To the south-west of Voiron is the “Parc Naturel Régional de Vercors” mountain plateau – famous for its spectacular cliffs and gorges – very attractive and at the same time easy to approach. The area also has historical importance to the Résistance during WW2. In June 1944, the Free French government in London called upon the maquis and other people of the Vercors to take up arms so as to distract the German army prior to the Allied invasion of Normandy. In response, German parachute and glider-borne troops landed on the plateau (being unable to access the plateau by road) and suppressed the uprising. Over 600 maquisards and 200 civilians died, and many villages were destroyed. At the end of WW2 the French government undertook the rebuilding of the villages, to their original architecture. There is a museum (at Vassieux-en-Vercors) and several memorials to these activities.

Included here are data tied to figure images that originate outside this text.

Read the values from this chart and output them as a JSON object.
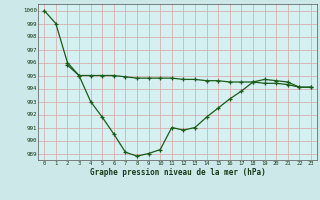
{
  "background_color": "#cce8e8",
  "plot_bg_color": "#d5f0f0",
  "grid_color": "#d8b0b0",
  "line_color": "#1a5c1a",
  "title": "Graphe pression niveau de la mer (hPa)",
  "ylim": [
    988.5,
    1000.5
  ],
  "xlim": [
    -0.5,
    23.5
  ],
  "yticks": [
    989,
    990,
    991,
    992,
    993,
    994,
    995,
    996,
    997,
    998,
    999,
    1000
  ],
  "xticks": [
    0,
    1,
    2,
    3,
    4,
    5,
    6,
    7,
    8,
    9,
    10,
    11,
    12,
    13,
    14,
    15,
    16,
    17,
    18,
    19,
    20,
    21,
    22,
    23
  ],
  "series1_x": [
    0,
    1,
    2,
    3,
    4,
    5,
    6,
    7,
    8,
    9,
    10,
    11,
    12,
    13,
    14,
    15,
    16,
    17,
    18,
    19,
    20,
    21,
    22,
    23
  ],
  "series1_y": [
    1000.0,
    999.0,
    996.0,
    995.0,
    993.0,
    991.8,
    990.5,
    989.1,
    988.8,
    989.0,
    989.3,
    991.0,
    990.8,
    991.0,
    991.8,
    992.5,
    993.2,
    993.8,
    994.5,
    994.7,
    994.6,
    994.5,
    994.1,
    994.1
  ],
  "series2_x": [
    2,
    3,
    4,
    5,
    6,
    7,
    8,
    9,
    10,
    11,
    12,
    13,
    14,
    15,
    16,
    17,
    18,
    19,
    20,
    21,
    22,
    23
  ],
  "series2_y": [
    995.8,
    995.0,
    995.0,
    995.0,
    995.0,
    994.9,
    994.8,
    994.8,
    994.8,
    994.8,
    994.7,
    994.7,
    994.6,
    994.6,
    994.5,
    994.5,
    994.5,
    994.4,
    994.4,
    994.3,
    994.1,
    994.1
  ]
}
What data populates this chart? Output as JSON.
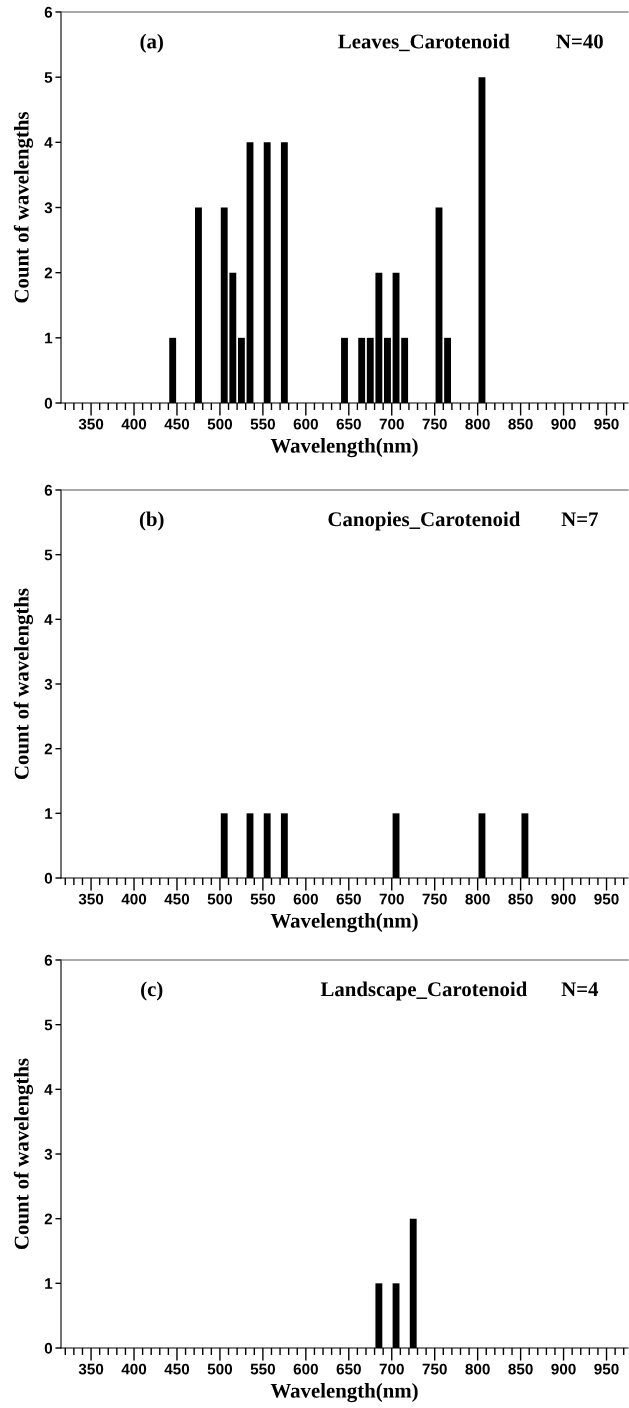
{
  "chart_data": [
    {
      "type": "histogram",
      "title": "Leaves_Carotenoid",
      "annotations": [
        "(a)",
        "N=40"
      ],
      "xlabel": "Wavelength(nm)",
      "ylabel": "Count of wavelengths",
      "color": "#000000",
      "bins": [
        440,
        450,
        460,
        470,
        480,
        490,
        500,
        510,
        520,
        530,
        540,
        550,
        560,
        570,
        580,
        590,
        600,
        610,
        620,
        630,
        640,
        650,
        660,
        670,
        680,
        690,
        700,
        710,
        720,
        730,
        740,
        750,
        760,
        770,
        780,
        790,
        800,
        810
      ],
      "values": [
        1,
        0,
        0,
        3,
        0,
        0,
        3,
        2,
        1,
        4,
        0,
        4,
        0,
        4,
        0,
        0,
        0,
        0,
        0,
        0,
        1,
        0,
        1,
        1,
        2,
        1,
        2,
        1,
        0,
        0,
        0,
        3,
        1,
        0,
        0,
        0,
        5
      ],
      "xlim": [
        315,
        975
      ],
      "ylim": [
        0,
        6
      ],
      "yticks": [
        0,
        1,
        2,
        3,
        4,
        5,
        6
      ],
      "xticks": [
        {
          "value": 320,
          "label": null
        },
        {
          "value": 330,
          "label": null
        },
        {
          "value": 340,
          "label": null
        },
        350,
        {
          "value": 360,
          "label": null
        },
        {
          "value": 370,
          "label": null
        },
        {
          "value": 380,
          "label": null
        },
        {
          "value": 390,
          "label": null
        },
        400,
        {
          "value": 410,
          "label": null
        },
        {
          "value": 420,
          "label": null
        },
        {
          "value": 430,
          "label": null
        },
        {
          "value": 440,
          "label": null
        },
        450,
        {
          "value": 460,
          "label": null
        },
        {
          "value": 470,
          "label": null
        },
        {
          "value": 480,
          "label": null
        },
        {
          "value": 490,
          "label": null
        },
        500,
        {
          "value": 510,
          "label": null
        },
        {
          "value": 520,
          "label": null
        },
        {
          "value": 530,
          "label": null
        },
        {
          "value": 540,
          "label": null
        },
        550,
        {
          "value": 560,
          "label": null
        },
        {
          "value": 570,
          "label": null
        },
        {
          "value": 580,
          "label": null
        },
        {
          "value": 590,
          "label": null
        },
        600,
        {
          "value": 610,
          "label": null
        },
        {
          "value": 620,
          "label": null
        },
        {
          "value": 630,
          "label": null
        },
        {
          "value": 640,
          "label": null
        },
        650,
        {
          "value": 660,
          "label": null
        },
        {
          "value": 670,
          "label": null
        },
        {
          "value": 680,
          "label": null
        },
        {
          "value": 690,
          "label": null
        },
        700,
        {
          "value": 710,
          "label": null
        },
        {
          "value": 720,
          "label": null
        },
        {
          "value": 730,
          "label": null
        },
        {
          "value": 740,
          "label": null
        },
        750,
        {
          "value": 760,
          "label": null
        },
        {
          "value": 770,
          "label": null
        },
        {
          "value": 780,
          "label": null
        },
        {
          "value": 790,
          "label": null
        },
        800,
        {
          "value": 810,
          "label": null
        },
        {
          "value": 820,
          "label": null
        },
        {
          "value": 830,
          "label": null
        },
        {
          "value": 840,
          "label": null
        },
        850,
        {
          "value": 860,
          "label": null
        },
        {
          "value": 870,
          "label": null
        },
        {
          "value": 880,
          "label": null
        },
        {
          "value": 890,
          "label": null
        },
        900,
        {
          "value": 910,
          "label": null
        },
        {
          "value": 920,
          "label": null
        },
        {
          "value": 930,
          "label": null
        },
        {
          "value": 940,
          "label": null
        },
        950,
        {
          "value": 960,
          "label": null
        },
        {
          "value": 970,
          "label": null
        }
      ]
    },
    {
      "type": "histogram",
      "title": "Canopies_Carotenoid",
      "annotations": [
        "(b)",
        "N=7"
      ],
      "xlabel": "Wavelength(nm)",
      "ylabel": "Count of wavelengths",
      "color": "#000000",
      "bins": [
        500,
        510,
        520,
        530,
        540,
        550,
        560,
        570,
        580,
        590,
        600,
        610,
        620,
        630,
        640,
        650,
        660,
        670,
        680,
        690,
        700,
        710,
        720,
        730,
        740,
        750,
        760,
        770,
        780,
        790,
        800,
        810,
        820,
        830,
        840,
        850,
        860
      ],
      "values": [
        1,
        0,
        0,
        1,
        0,
        1,
        0,
        1,
        0,
        0,
        0,
        0,
        0,
        0,
        0,
        0,
        0,
        0,
        0,
        0,
        1,
        0,
        0,
        0,
        0,
        0,
        0,
        0,
        0,
        0,
        1,
        0,
        0,
        0,
        0,
        1
      ],
      "xlim": [
        315,
        975
      ],
      "ylim": [
        0,
        6
      ],
      "yticks": [
        0,
        1,
        2,
        3,
        4,
        5,
        6
      ],
      "xticks": [
        {
          "value": 320,
          "label": null
        },
        {
          "value": 330,
          "label": null
        },
        {
          "value": 340,
          "label": null
        },
        350,
        {
          "value": 360,
          "label": null
        },
        {
          "value": 370,
          "label": null
        },
        {
          "value": 380,
          "label": null
        },
        {
          "value": 390,
          "label": null
        },
        400,
        {
          "value": 410,
          "label": null
        },
        {
          "value": 420,
          "label": null
        },
        {
          "value": 430,
          "label": null
        },
        {
          "value": 440,
          "label": null
        },
        450,
        {
          "value": 460,
          "label": null
        },
        {
          "value": 470,
          "label": null
        },
        {
          "value": 480,
          "label": null
        },
        {
          "value": 490,
          "label": null
        },
        500,
        {
          "value": 510,
          "label": null
        },
        {
          "value": 520,
          "label": null
        },
        {
          "value": 530,
          "label": null
        },
        {
          "value": 540,
          "label": null
        },
        550,
        {
          "value": 560,
          "label": null
        },
        {
          "value": 570,
          "label": null
        },
        {
          "value": 580,
          "label": null
        },
        {
          "value": 590,
          "label": null
        },
        600,
        {
          "value": 610,
          "label": null
        },
        {
          "value": 620,
          "label": null
        },
        {
          "value": 630,
          "label": null
        },
        {
          "value": 640,
          "label": null
        },
        650,
        {
          "value": 660,
          "label": null
        },
        {
          "value": 670,
          "label": null
        },
        {
          "value": 680,
          "label": null
        },
        {
          "value": 690,
          "label": null
        },
        700,
        {
          "value": 710,
          "label": null
        },
        {
          "value": 720,
          "label": null
        },
        {
          "value": 730,
          "label": null
        },
        {
          "value": 740,
          "label": null
        },
        750,
        {
          "value": 760,
          "label": null
        },
        {
          "value": 770,
          "label": null
        },
        {
          "value": 780,
          "label": null
        },
        {
          "value": 790,
          "label": null
        },
        800,
        {
          "value": 810,
          "label": null
        },
        {
          "value": 820,
          "label": null
        },
        {
          "value": 830,
          "label": null
        },
        {
          "value": 840,
          "label": null
        },
        850,
        {
          "value": 860,
          "label": null
        },
        {
          "value": 870,
          "label": null
        },
        {
          "value": 880,
          "label": null
        },
        {
          "value": 890,
          "label": null
        },
        900,
        {
          "value": 910,
          "label": null
        },
        {
          "value": 920,
          "label": null
        },
        {
          "value": 930,
          "label": null
        },
        {
          "value": 940,
          "label": null
        },
        950,
        {
          "value": 960,
          "label": null
        },
        {
          "value": 970,
          "label": null
        }
      ]
    },
    {
      "type": "histogram",
      "title": "Landscape_Carotenoid",
      "annotations": [
        "(c)",
        "N=4"
      ],
      "xlabel": "Wavelength(nm)",
      "ylabel": "Count of wavelengths",
      "color": "#000000",
      "bins": [
        680,
        690,
        700,
        710,
        720,
        730
      ],
      "values": [
        1,
        0,
        1,
        0,
        2
      ],
      "xlim": [
        315,
        975
      ],
      "ylim": [
        0,
        6
      ],
      "yticks": [
        0,
        1,
        2,
        3,
        4,
        5,
        6
      ],
      "xticks": [
        {
          "value": 320,
          "label": null
        },
        {
          "value": 330,
          "label": null
        },
        {
          "value": 340,
          "label": null
        },
        350,
        {
          "value": 360,
          "label": null
        },
        {
          "value": 370,
          "label": null
        },
        {
          "value": 380,
          "label": null
        },
        {
          "value": 390,
          "label": null
        },
        400,
        {
          "value": 410,
          "label": null
        },
        {
          "value": 420,
          "label": null
        },
        {
          "value": 430,
          "label": null
        },
        {
          "value": 440,
          "label": null
        },
        450,
        {
          "value": 460,
          "label": null
        },
        {
          "value": 470,
          "label": null
        },
        {
          "value": 480,
          "label": null
        },
        {
          "value": 490,
          "label": null
        },
        500,
        {
          "value": 510,
          "label": null
        },
        {
          "value": 520,
          "label": null
        },
        {
          "value": 530,
          "label": null
        },
        {
          "value": 540,
          "label": null
        },
        550,
        {
          "value": 560,
          "label": null
        },
        {
          "value": 570,
          "label": null
        },
        {
          "value": 580,
          "label": null
        },
        {
          "value": 590,
          "label": null
        },
        600,
        {
          "value": 610,
          "label": null
        },
        {
          "value": 620,
          "label": null
        },
        {
          "value": 630,
          "label": null
        },
        {
          "value": 640,
          "label": null
        },
        650,
        {
          "value": 660,
          "label": null
        },
        {
          "value": 670,
          "label": null
        },
        {
          "value": 680,
          "label": null
        },
        {
          "value": 690,
          "label": null
        },
        700,
        {
          "value": 710,
          "label": null
        },
        {
          "value": 720,
          "label": null
        },
        {
          "value": 730,
          "label": null
        },
        {
          "value": 740,
          "label": null
        },
        750,
        {
          "value": 760,
          "label": null
        },
        {
          "value": 770,
          "label": null
        },
        {
          "value": 780,
          "label": null
        },
        {
          "value": 790,
          "label": null
        },
        800,
        {
          "value": 810,
          "label": null
        },
        {
          "value": 820,
          "label": null
        },
        {
          "value": 830,
          "label": null
        },
        {
          "value": 840,
          "label": null
        },
        850,
        {
          "value": 860,
          "label": null
        },
        {
          "value": 870,
          "label": null
        },
        {
          "value": 880,
          "label": null
        },
        {
          "value": 890,
          "label": null
        },
        900,
        {
          "value": 910,
          "label": null
        },
        {
          "value": 920,
          "label": null
        },
        {
          "value": 930,
          "label": null
        },
        {
          "value": 940,
          "label": null
        },
        950,
        {
          "value": 960,
          "label": null
        },
        {
          "value": 970,
          "label": null
        }
      ]
    }
  ]
}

These mountain groups are part of what are usually called the pre-alps. The Isère River flows through Grenoble between the mountains towards Voiron (and then further west to join the river Rhône). The area to the north and west of Voiron comprises rolling green hills and farmland, including a former glacial lake – Lake Paladru. All told, a very picturesque area
To the north of Voiron is Lake Paladru, and the lake-side town of Charavines (14 Km from Voiron). The lake has facilities for many types of water sports, and Charavines is home to the Paladru Archaelogy Museum (English language guide available) – with exhibitions on the history of the lake including the underwater excavation of a Neolithic settlement, and other lake-side settlements dating from about 1,000 AD. Nearby, is the impressive 11th century Château de Virieu, whose history is also related to that of the lake.
Other interesting places include the nearby small town of La Côte St André (20 Km from Voiron), home town of the composer Hector Berlioz (1803-1869), where they have a museum to the composer, and hold a yearly festival in his honour.
Southeast of Voiron is the city of Grenoble (population about 400,000), with all you would expect in terms of museums, cafes, restaurants, etc. Grenoble hosts three universities, plus several worldwide renowned engineering and business schools. It is also the home to important multi-national research centres in nuclear science and nanotechnologies. Several high-tech industries moved to the city in the late twentieth century: computers (Hewlett-Packard), processor chips, and more recently solar cells. Thus Grenoble is an important city with a largely well-educated and multi-national population. A famous castle 15 Km south of Grenoble, the Chateau de Vizille, is known as the place where the French Revolution started in 1789, and has a museum dedicated to the Revolution. There are also sites in Grenoble that relate to incidents from the Revolution. During Roman times the city was known as Gratianopolis, and remains of the original Roman walls of the city can still be seen near the centre. Worth visiting in Grenoble are the Bastille (an ancient series of fortifications on the mountainside overlooking the town and accessible by “Les Bulles” – a system of egg-shaped cable cars that run from Grenoble, over the river Isère to the Bastille), the Musée Dauphinois (in a converted convent below the Bastille and overlooking the city) – containing an exhibition of rural life for peoples of the alps as well as an exhibition on the history of skiing, the medieval Notre Dame cathedral and St André, St Hughes, and St Laurent churches, the old Parliament building in St André square, and the many city centre squares and fountains.